Bernard-Henri Lévy, “In the Footsteps of Teoqueville (Part IV): From the storm systems of Florida to those of Washington, D.C.,” trans. Charlotte Mandell. The Atlantic Monthly (October 2005), p.97:
I have seen so many unloved cities in America since this journey started. In my mind’s eye there are so many cities half destroyed, or simply disfigured, by vandalism and the indifference of their inhabitants. Buffalo … Detroit … Cleveland … Lackawanna … The cities die off, the great shattered cities of the American North and also the northern-style cities in the South. Savannah is the anti-model, then. Savannah—a rare but all the more precious case of metrophilia, or city-love, in America. The love in Savannah of this portion of intelligence and beauty that dies when cities die. The way time passes slowly in Savannah. The extraordinarily special, almost enclosed, space of Savannah. This feeling you have of walking around in a greenhouse, almost a bubble, a minuscule and fragile island protected from barbarian invasions. And also the enchantment of Savannah. And this other feeling that overwhelms you soon enough: that this unostentatious town is subtly poisonous, decadent. And then Savannah by night, even more enigmatic than it seems, less pure, bathed in a twofold light and exhaling the two habitually opposite flavors of flaunted austerity and secret liberty, of the most extreme puritanism and most concealed licentiousness: moral bewilderment, noxious spells, gardens of good and evil.

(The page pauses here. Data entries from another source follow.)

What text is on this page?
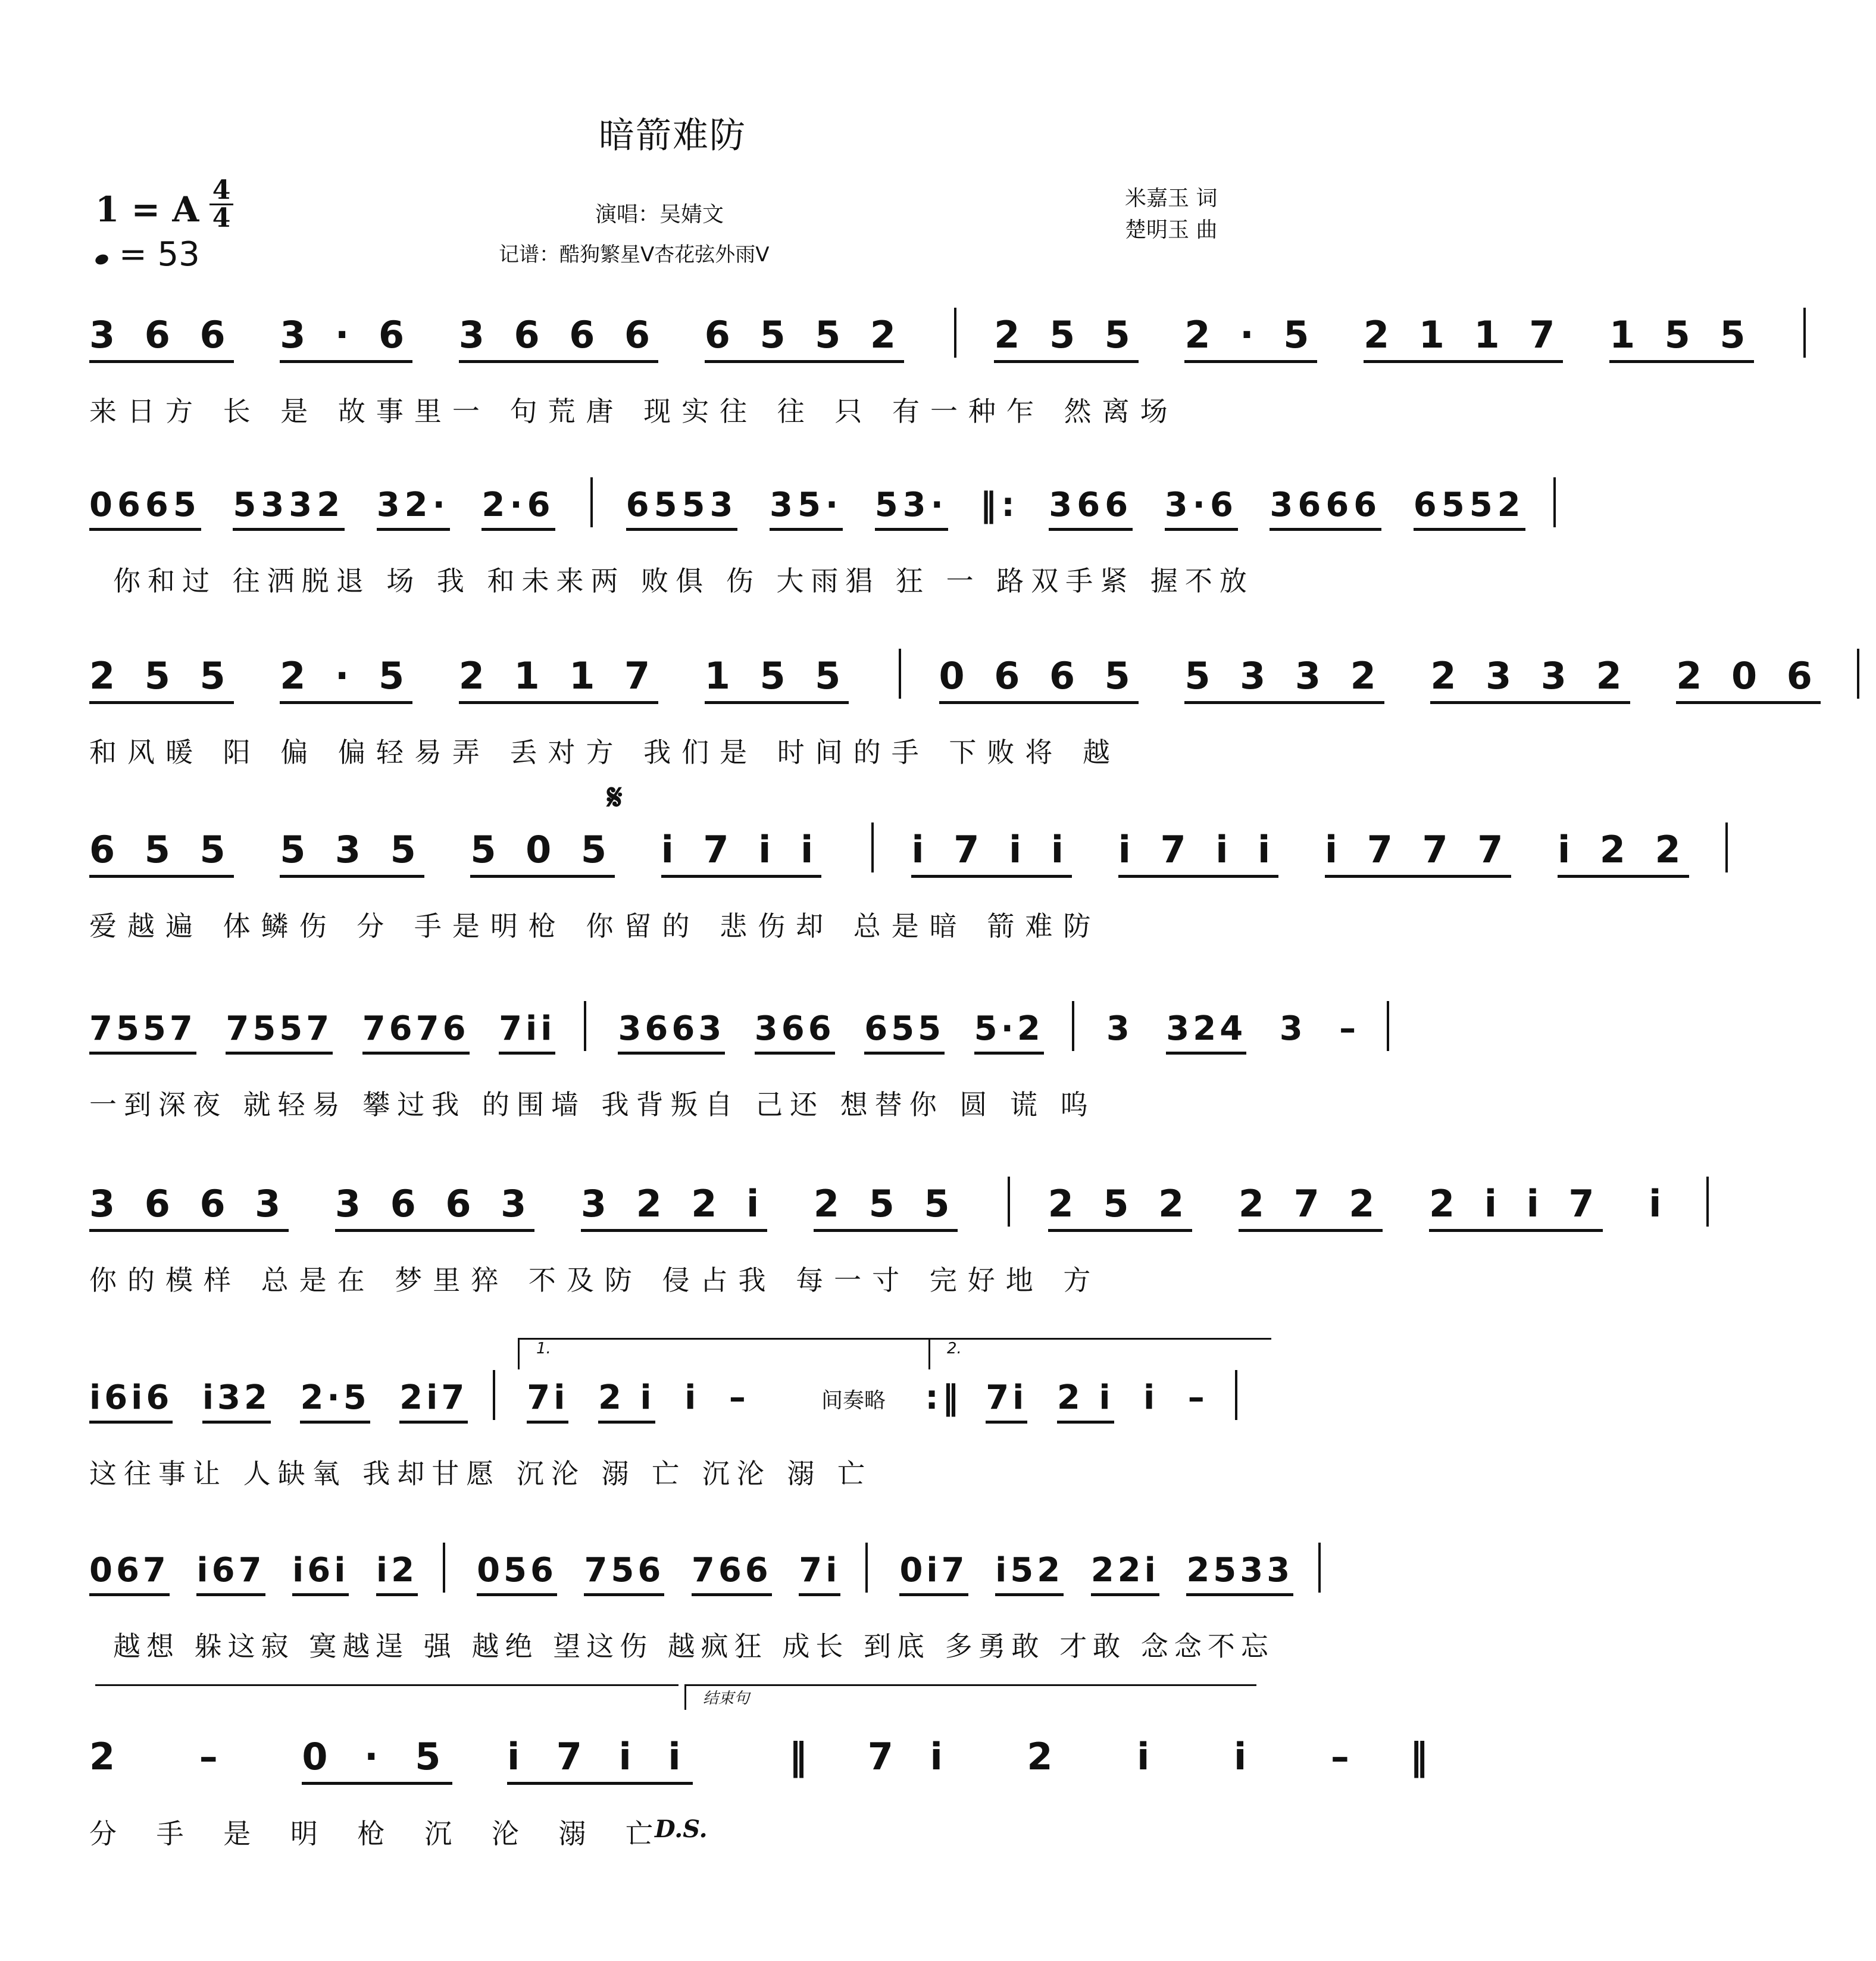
暗箭难防
1 = A 4
4
= 53
演唱：吴婧文
记谱：酷狗繁星V杏花弦外雨V
米嘉玉 词
楚明玉 曲
3 6 6 3 · 6 3 6 6 6 6 5 5 2 2 5 5 2 · 5 2 1 1 7 1 5 5
来日方 长 是 故事里一 句荒唐 现实往 往 只 有一种乍 然离场
0665 5332 32· 2·6 6553 35· 53· ‖: 366 3·6 3666 6552
你和过 往洒脱退 场 我 和未来两 败俱 伤 大雨猖 狂 一 路双手紧 握不放
2 5 5 2 · 5 2 1 1 7 1 5 5 0 6 6 5 5 3 3 2 2 3 3 2 2 0 6
和风暖 阳 偏 偏轻易弄 丢对方 我们是 时间的手 下败将 越
𝄋
6 5 5 5 3 5 5 0 5 i 7 i i i 7 i i i 7 i i i 7 7 7 i 2 2
爱越遍 体鳞伤 分 手是明枪 你留的 悲伤却 总是暗 箭难防
7557 7557 7676 7ii 3663 366 655 5·2 3 324 3 –
一到深夜 就轻易 攀过我 的围墙 我背叛自 己还 想替你 圆 谎 呜
3 6 6 3 3 6 6 3 3 2 2 i 2 5 5 2 5 2 2 7 2 2 i i 7 i
你的模样 总是在 梦里猝 不及防 侵占我 每一寸 完好地 方
1.	2.
i6i6 i32 2·5 2i7 7i 2 i i –	:‖ 7i 2 i i –
这往事让 人缺氧 我却甘愿 沉沦 溺 亡 沉沦 溺 亡
间奏略
067 i67 i6i i2 056 756 766 7i 0i7 i52 22i 2533
越想 躲这寂 寞越逞 强 越绝 望这伤 越疯狂 成长 到底 多勇敢 才敢 念念不忘
结束句
2 – 0 · 5 i 7 i i	‖ 7 i 2 i i – ‖
分 手 是 明 枪 沉 沦 溺 亡
D.S.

“The Squares of Savannah,” 2009 Great Places in America: Public Spaces, American Planning Association website [one of ten so designated]. <http://www.planning.org/greatplaces/spaces/2009/index.htm>
The original four squares of Savannah date to 1733 and were a distinctive part of James Oglethorpe’s plan for the city. Eventually squares were located in the center of each of the city’s 24 neighborhoods or “wards.” The foresight of Oglethorpe’s design continues to provide an extraordinary example of how public space provides a timeless and lasting amenity to a community. Very much used and beloved, the squares are essentially public “living rooms” where residents and visitors alike go for morning and evening strolls, afternoon games and activities, and special events and celebrations.
The Savannah urban plan appears within an exhibition called “Cerdà and the Barcelona of the Future: Reality versus Plan” at the Centre de Cultura Contemporània de Barcelona (CCCB).